After the gifts are unwrapped and the kids (and some adults) have collapsed on the floor, it’s time for breakfast. While I’m partial to pancakes, waffles are infinitely easier because you can pour the batter into the waffle iron and make more coffee (or bacon, or sausage). These are light and fluffy waffles that aren’t too sweet, so be sure to pass maple syrup for the sweet tooth in the crowd. The cornmeal gives them a nice crunch and added texture. You can play around with flavorings, too; add cinnamon or nutmeg or dried or fresh herbs (chives, oregano, or cayenne pepper) to make it savory. (I’ve even added diced cooked bacon to the batter for a salty/sweet combo—heaven.) And it literally takes only minutes to make, exactly what you need with a house full of guests.

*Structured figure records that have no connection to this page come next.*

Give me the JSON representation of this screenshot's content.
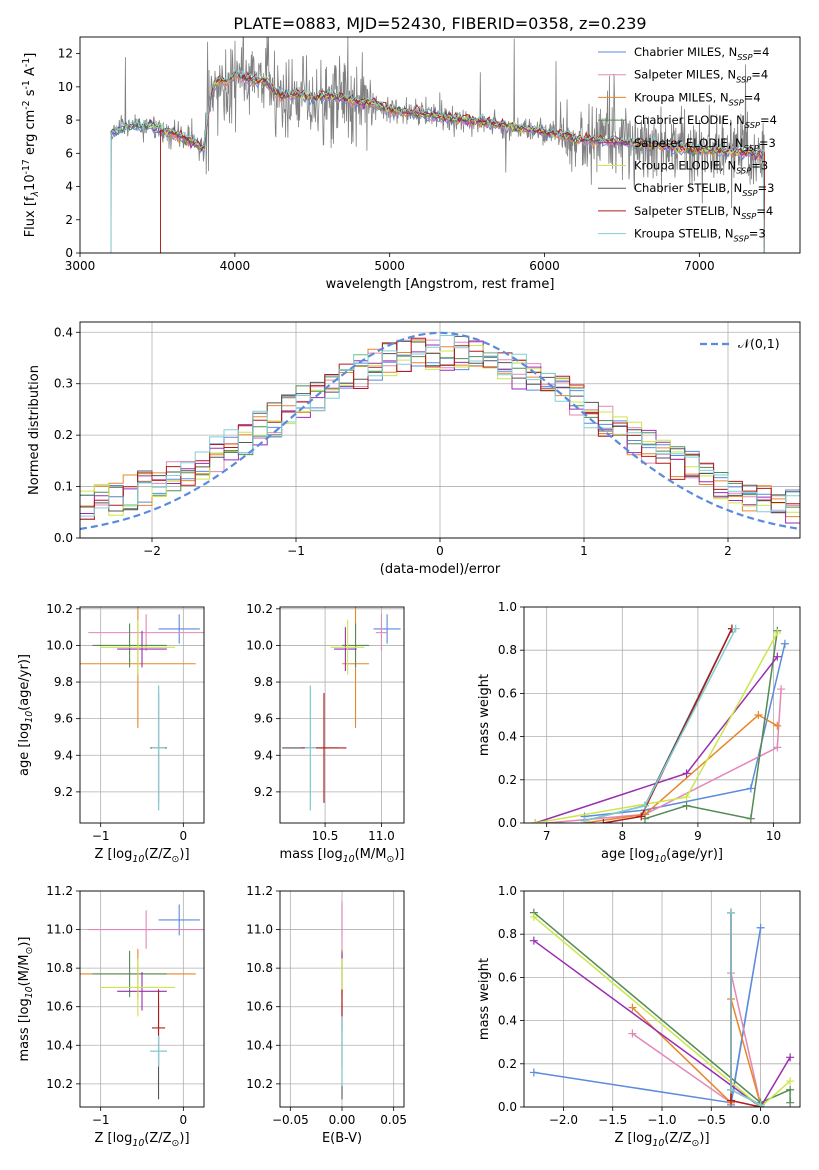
{
  "figure": {
    "title": "PLATE=0883, MJD=52430, FIBERID=0358, z=0.239"
  },
  "model_names": [
    "Chabrier MILES, N$_{SSP}$=4",
    "Salpeter MILES, N$_{SSP}$=4",
    "Kroupa MILES, N$_{SSP}$=4",
    "Chabrier ELODIE, N$_{SSP}$=4",
    "Salpeter ELODIE, N$_{SSP}$=3",
    "Kroupa ELODIE, N$_{SSP}$=3",
    "Chabrier STELIB, N$_{SSP}$=3",
    "Salpeter STELIB, N$_{SSP}$=4",
    "Kroupa STELIB, N$_{SSP}$=3"
  ],
  "colors": {
    "chabrier_miles": "#5b8bdc",
    "salpeter_miles": "#e387b8",
    "kroupa_miles": "#e8862a",
    "chabrier_elodie": "#548b54",
    "salpeter_elodie": "#9a2db0",
    "kroupa_elodie": "#cde64a",
    "chabrier_stelib": "#555555",
    "salpeter_stelib": "#b01c1c",
    "kroupa_stelib": "#7fd0d6",
    "data": "#808080",
    "normal_curve": "#5b8bdc",
    "grid": "#b0b0b0"
  },
  "chart_data": [
    {
      "id": "spectrum",
      "type": "line",
      "title": "PLATE=0883, MJD=52430, FIBERID=0358, z=0.239",
      "xlabel": "wavelength [Angstrom, rest frame]",
      "ylabel": "Flux [f$_\\lambda$10$^{-17}$ erg cm$^{-2}$ s$^{-1}$ A$^{-1}$]",
      "xlim": [
        3000,
        7650
      ],
      "ylim": [
        0,
        13
      ],
      "xticks": [
        3000,
        4000,
        5000,
        6000,
        7000
      ],
      "yticks": [
        0,
        2,
        4,
        6,
        8,
        10,
        12
      ],
      "grid": false,
      "legend": {
        "location": "upper right",
        "entries": [
          "Chabrier MILES, N$_{SSP}$=4",
          "Salpeter MILES, N$_{SSP}$=4",
          "Kroupa MILES, N$_{SSP}$=4",
          "Chabrier ELODIE, N$_{SSP}$=4",
          "Salpeter ELODIE, N$_{SSP}$=3",
          "Kroupa ELODIE, N$_{SSP}$=3",
          "Chabrier STELIB, N$_{SSP}$=3",
          "Salpeter STELIB, N$_{SSP}$=4",
          "Kroupa STELIB, N$_{SSP}$=3"
        ]
      },
      "data_range": [
        3200,
        7420
      ],
      "model_anchors": {
        "x": [
          3200,
          3300,
          3400,
          3500,
          3600,
          3700,
          3800,
          3850,
          3900,
          3950,
          4000,
          4100,
          4200,
          4300,
          4400,
          4500,
          4600,
          4700,
          4800,
          4900,
          5000,
          5200,
          5400,
          5600,
          5800,
          6000,
          6200,
          6400,
          6600,
          6800,
          7000,
          7200,
          7420
        ],
        "y": [
          7.2,
          7.6,
          7.7,
          7.5,
          7.2,
          6.8,
          6.3,
          9.8,
          10.5,
          10.2,
          10.8,
          10.4,
          10.3,
          9.4,
          9.6,
          9.3,
          9.5,
          9.3,
          9.1,
          9.0,
          8.6,
          8.4,
          8.1,
          7.9,
          7.6,
          7.3,
          6.9,
          6.7,
          6.6,
          6.4,
          6.2,
          6.1,
          5.9
        ]
      },
      "model_start": [
        3200,
        3520,
        3520,
        3200,
        3200,
        3200,
        3200,
        3520,
        3200
      ]
    },
    {
      "id": "residuals",
      "type": "histogram",
      "xlabel": "(data-model)/error",
      "ylabel": "Normed distribution",
      "xlim": [
        -2.5,
        2.5
      ],
      "ylim": [
        0,
        0.42
      ],
      "xticks": [
        -2,
        -1,
        0,
        1,
        2
      ],
      "yticks": [
        0.0,
        0.1,
        0.2,
        0.3,
        0.4
      ],
      "grid": true,
      "bin_width": 0.1,
      "legend": {
        "location": "upper right",
        "entries": [
          "$\\mathcal{N}(0,1)$"
        ]
      }
    },
    {
      "id": "age_vs_Z",
      "type": "scatter",
      "xlabel": "Z [log$_{10}$(Z/Z$_\\odot$)]",
      "ylabel": "age  [log$_{10}$(age/yr)]",
      "xlim": [
        -1.25,
        0.25
      ],
      "ylim": [
        9.03,
        10.21
      ],
      "xticks": [
        -1,
        0
      ],
      "yticks": [
        9.2,
        9.4,
        9.6,
        9.8,
        10.0,
        10.2
      ],
      "grid": true,
      "points": [
        {
          "model": "Chabrier MILES",
          "x": -0.05,
          "y": 10.09,
          "xerr": 0.25,
          "yerr": 0.08
        },
        {
          "model": "Salpeter MILES",
          "x": -0.45,
          "y": 10.07,
          "xerr": 0.7,
          "yerr": 0.1
        },
        {
          "model": "Kroupa MILES",
          "x": -0.55,
          "y": 9.9,
          "xerr": 0.7,
          "yerr": 0.35
        },
        {
          "model": "Chabrier ELODIE",
          "x": -0.65,
          "y": 10.0,
          "xerr": 0.45,
          "yerr": 0.12
        },
        {
          "model": "Salpeter ELODIE",
          "x": -0.5,
          "y": 9.98,
          "xerr": 0.3,
          "yerr": 0.1
        },
        {
          "model": "Kroupa ELODIE",
          "x": -0.55,
          "y": 9.99,
          "xerr": 0.45,
          "yerr": 0.15
        },
        {
          "model": "Chabrier STELIB",
          "x": -0.3,
          "y": 9.44,
          "xerr": 0.1,
          "yerr": 0.34
        },
        {
          "model": "Salpeter STELIB",
          "x": -0.3,
          "y": 9.44,
          "xerr": 0.08,
          "yerr": 0.3
        },
        {
          "model": "Kroupa STELIB",
          "x": -0.3,
          "y": 9.44,
          "xerr": 0.08,
          "yerr": 0.34
        }
      ]
    },
    {
      "id": "age_vs_mass",
      "type": "scatter",
      "xlabel": "mass [log$_{10}$(M/M$_\\odot$)]",
      "ylabel": "",
      "xlim": [
        10.1,
        11.2
      ],
      "ylim": [
        9.03,
        10.21
      ],
      "xticks": [
        10.5,
        11.0
      ],
      "yticks": [
        9.2,
        9.4,
        9.6,
        9.8,
        10.0,
        10.2
      ],
      "grid": true,
      "points": [
        {
          "model": "Chabrier MILES",
          "x": 11.05,
          "y": 10.09,
          "xerr": 0.12,
          "yerr": 0.08
        },
        {
          "model": "Salpeter MILES",
          "x": 11.0,
          "y": 10.07,
          "xerr": 0.05,
          "yerr": 0.1
        },
        {
          "model": "Kroupa MILES",
          "x": 10.77,
          "y": 9.9,
          "xerr": 0.12,
          "yerr": 0.35
        },
        {
          "model": "Chabrier ELODIE",
          "x": 10.77,
          "y": 10.0,
          "xerr": 0.12,
          "yerr": 0.12
        },
        {
          "model": "Salpeter ELODIE",
          "x": 10.68,
          "y": 9.98,
          "xerr": 0.1,
          "yerr": 0.12
        },
        {
          "model": "Kroupa ELODIE",
          "x": 10.7,
          "y": 9.99,
          "xerr": 0.15,
          "yerr": 0.15
        },
        {
          "model": "Chabrier STELIB",
          "x": 10.37,
          "y": 9.44,
          "xerr": 0.25,
          "yerr": 0.34
        },
        {
          "model": "Salpeter STELIB",
          "x": 10.49,
          "y": 9.44,
          "xerr": 0.2,
          "yerr": 0.3
        },
        {
          "model": "Kroupa STELIB",
          "x": 10.37,
          "y": 9.44,
          "xerr": 0.05,
          "yerr": 0.34
        }
      ]
    },
    {
      "id": "massweight_vs_age",
      "type": "line",
      "xlabel": "age  [log$_{10}$(age/yr)]",
      "ylabel": "mass weight",
      "xlim": [
        6.7,
        10.35
      ],
      "ylim": [
        0,
        1
      ],
      "xticks": [
        7,
        8,
        9,
        10
      ],
      "yticks": [
        0.0,
        0.2,
        0.4,
        0.6,
        0.8,
        1.0
      ],
      "grid": true,
      "series": [
        {
          "model": "Chabrier MILES",
          "x": [
            7.5,
            8.3,
            9.7,
            10.15
          ],
          "y": [
            0.03,
            0.06,
            0.16,
            0.83
          ]
        },
        {
          "model": "Salpeter MILES",
          "x": [
            7.0,
            8.3,
            10.05,
            10.1
          ],
          "y": [
            0.0,
            0.04,
            0.35,
            0.62
          ]
        },
        {
          "model": "Kroupa MILES",
          "x": [
            7.5,
            8.3,
            9.8,
            10.05
          ],
          "y": [
            0.0,
            0.04,
            0.5,
            0.45
          ]
        },
        {
          "model": "Chabrier ELODIE",
          "x": [
            8.3,
            8.85,
            9.7,
            10.05
          ],
          "y": [
            0.02,
            0.08,
            0.02,
            0.89
          ]
        },
        {
          "model": "Salpeter ELODIE",
          "x": [
            6.85,
            8.85,
            10.05
          ],
          "y": [
            0.0,
            0.23,
            0.77
          ]
        },
        {
          "model": "Kroupa ELODIE",
          "x": [
            6.85,
            8.85,
            10.05
          ],
          "y": [
            0.0,
            0.12,
            0.88
          ]
        },
        {
          "model": "Chabrier STELIB",
          "x": [
            7.5,
            8.3,
            9.45
          ],
          "y": [
            0.01,
            0.08,
            0.9
          ]
        },
        {
          "model": "Salpeter STELIB",
          "x": [
            7.75,
            8.25,
            9.45
          ],
          "y": [
            0.0,
            0.03,
            0.9
          ]
        },
        {
          "model": "Kroupa STELIB",
          "x": [
            7.5,
            8.3,
            9.5
          ],
          "y": [
            0.01,
            0.08,
            0.9
          ]
        }
      ]
    },
    {
      "id": "mass_vs_Z",
      "type": "scatter",
      "xlabel": "Z [log$_{10}$(Z/Z$_\\odot$)]",
      "ylabel": "mass [log$_{10}$(M/M$_\\odot$)]",
      "xlim": [
        -1.25,
        0.25
      ],
      "ylim": [
        10.08,
        11.2
      ],
      "xticks": [
        -1,
        0
      ],
      "yticks": [
        10.2,
        10.4,
        10.6,
        10.8,
        11.0,
        11.2
      ],
      "grid": true,
      "points": [
        {
          "model": "Chabrier MILES",
          "x": -0.05,
          "y": 11.05,
          "xerr": 0.25,
          "yerr": 0.08
        },
        {
          "model": "Salpeter MILES",
          "x": -0.45,
          "y": 11.0,
          "xerr": 0.7,
          "yerr": 0.1
        },
        {
          "model": "Kroupa MILES",
          "x": -0.55,
          "y": 10.77,
          "xerr": 0.7,
          "yerr": 0.13
        },
        {
          "model": "Chabrier ELODIE",
          "x": -0.65,
          "y": 10.77,
          "xerr": 0.45,
          "yerr": 0.12
        },
        {
          "model": "Salpeter ELODIE",
          "x": -0.5,
          "y": 10.68,
          "xerr": 0.3,
          "yerr": 0.1
        },
        {
          "model": "Kroupa ELODIE",
          "x": -0.55,
          "y": 10.7,
          "xerr": 0.45,
          "yerr": 0.15
        },
        {
          "model": "Chabrier STELIB",
          "x": -0.3,
          "y": 10.37,
          "xerr": 0.1,
          "yerr": 0.25
        },
        {
          "model": "Salpeter STELIB",
          "x": -0.3,
          "y": 10.49,
          "xerr": 0.08,
          "yerr": 0.2
        },
        {
          "model": "Kroupa STELIB",
          "x": -0.3,
          "y": 10.37,
          "xerr": 0.1,
          "yerr": 0.08
        }
      ]
    },
    {
      "id": "mass_vs_ebv",
      "type": "scatter",
      "xlabel": "E(B-V)",
      "ylabel": "",
      "xlim": [
        -0.06,
        0.06
      ],
      "ylim": [
        10.08,
        11.2
      ],
      "xticks": [
        -0.05,
        0.0,
        0.05
      ],
      "yticks": [
        10.2,
        10.4,
        10.6,
        10.8,
        11.0,
        11.2
      ],
      "grid": true,
      "points": [
        {
          "model": "Chabrier MILES",
          "x": 0.0,
          "y": 11.05,
          "xerr": 0,
          "yerr": 0.08
        },
        {
          "model": "Salpeter MILES",
          "x": 0.0,
          "y": 11.0,
          "xerr": 0,
          "yerr": 0.15
        },
        {
          "model": "Kroupa MILES",
          "x": 0.0,
          "y": 10.77,
          "xerr": 0,
          "yerr": 0.13
        },
        {
          "model": "Chabrier ELODIE",
          "x": 0.0,
          "y": 10.77,
          "xerr": 0,
          "yerr": 0.12
        },
        {
          "model": "Salpeter ELODIE",
          "x": 0.0,
          "y": 10.68,
          "xerr": 0,
          "yerr": 0.2
        },
        {
          "model": "Kroupa ELODIE",
          "x": 0.0,
          "y": 10.7,
          "xerr": 0,
          "yerr": 0.15
        },
        {
          "model": "Chabrier STELIB",
          "x": 0.0,
          "y": 10.37,
          "xerr": 0,
          "yerr": 0.25
        },
        {
          "model": "Salpeter STELIB",
          "x": 0.0,
          "y": 10.49,
          "xerr": 0,
          "yerr": 0.2
        },
        {
          "model": "Kroupa STELIB",
          "x": 0.0,
          "y": 10.37,
          "xerr": 0,
          "yerr": 0.18
        }
      ]
    },
    {
      "id": "massweight_vs_Z",
      "type": "line",
      "xlabel": "Z [log$_{10}$(Z/Z$_\\odot$)]",
      "ylabel": "mass weight",
      "xlim": [
        -2.4,
        0.4
      ],
      "ylim": [
        0,
        1
      ],
      "xticks": [
        -2.0,
        -1.5,
        -1.0,
        -0.5,
        0.0
      ],
      "yticks": [
        0.0,
        0.2,
        0.4,
        0.6,
        0.8,
        1.0
      ],
      "grid": true,
      "series": [
        {
          "model": "Chabrier MILES",
          "x": [
            -2.3,
            -0.3,
            0.0,
            -0.3
          ],
          "y": [
            0.16,
            0.02,
            0.83,
            0.01
          ]
        },
        {
          "model": "Salpeter MILES",
          "x": [
            -1.3,
            -0.3,
            -0.3,
            0.0
          ],
          "y": [
            0.34,
            0.02,
            0.62,
            0.01
          ]
        },
        {
          "model": "Kroupa MILES",
          "x": [
            -1.3,
            -0.3,
            -0.3,
            0.0
          ],
          "y": [
            0.46,
            0.02,
            0.5,
            0.01
          ]
        },
        {
          "model": "Chabrier ELODIE",
          "x": [
            -2.3,
            0.0,
            0.3,
            0.3
          ],
          "y": [
            0.9,
            0.02,
            0.08,
            0.02
          ]
        },
        {
          "model": "Salpeter ELODIE",
          "x": [
            -2.3,
            0.0,
            0.3
          ],
          "y": [
            0.77,
            0.0,
            0.23
          ]
        },
        {
          "model": "Kroupa ELODIE",
          "x": [
            -2.3,
            0.0,
            0.3
          ],
          "y": [
            0.88,
            0.0,
            0.12
          ]
        },
        {
          "model": "Chabrier STELIB",
          "x": [
            -0.3,
            -0.3,
            0.0
          ],
          "y": [
            0.9,
            0.08,
            0.01
          ]
        },
        {
          "model": "Salpeter STELIB",
          "x": [
            -0.3,
            -0.3,
            0.0
          ],
          "y": [
            0.9,
            0.03,
            0.0
          ]
        },
        {
          "model": "Kroupa STELIB",
          "x": [
            -0.3,
            -0.3,
            0.0
          ],
          "y": [
            0.9,
            0.08,
            0.01
          ]
        }
      ]
    }
  ]
}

- 1 3/4 cups buttermilk (see Note)
- 2 eggs
- 5 tablespoons unsalted butter, melted and cooled OR 1/3 cup vegetable oil
- 1 1/2 cups all-purpose flour
- 1 cup yellow cornmeal
- 2 tablespoons sugar
- 2 teaspoons baking powder
- 1 teaspoon baking soda
- 1 teaspoon salt
- Preheat a waffle iron.
- In a small bowl whisk together the buttermilk, eggs, and butter.
- In a large bowl combine the flour, cornmeal, sugar, baking powder, baking soda, and salt. Add the buttermilk mixture to the flour mixture and stir gently just to combine. (Do not overmix; it will look slightly lumpy.)
- Ladle the batter into the waffle iron. Makes 8 waffles
Note: If you don’t have buttermilk, you can make your own. Just add 1 tablespoon lemon juice or apple cider or white vinegar to 1 cup milk; stir and let stand for 5 minutes.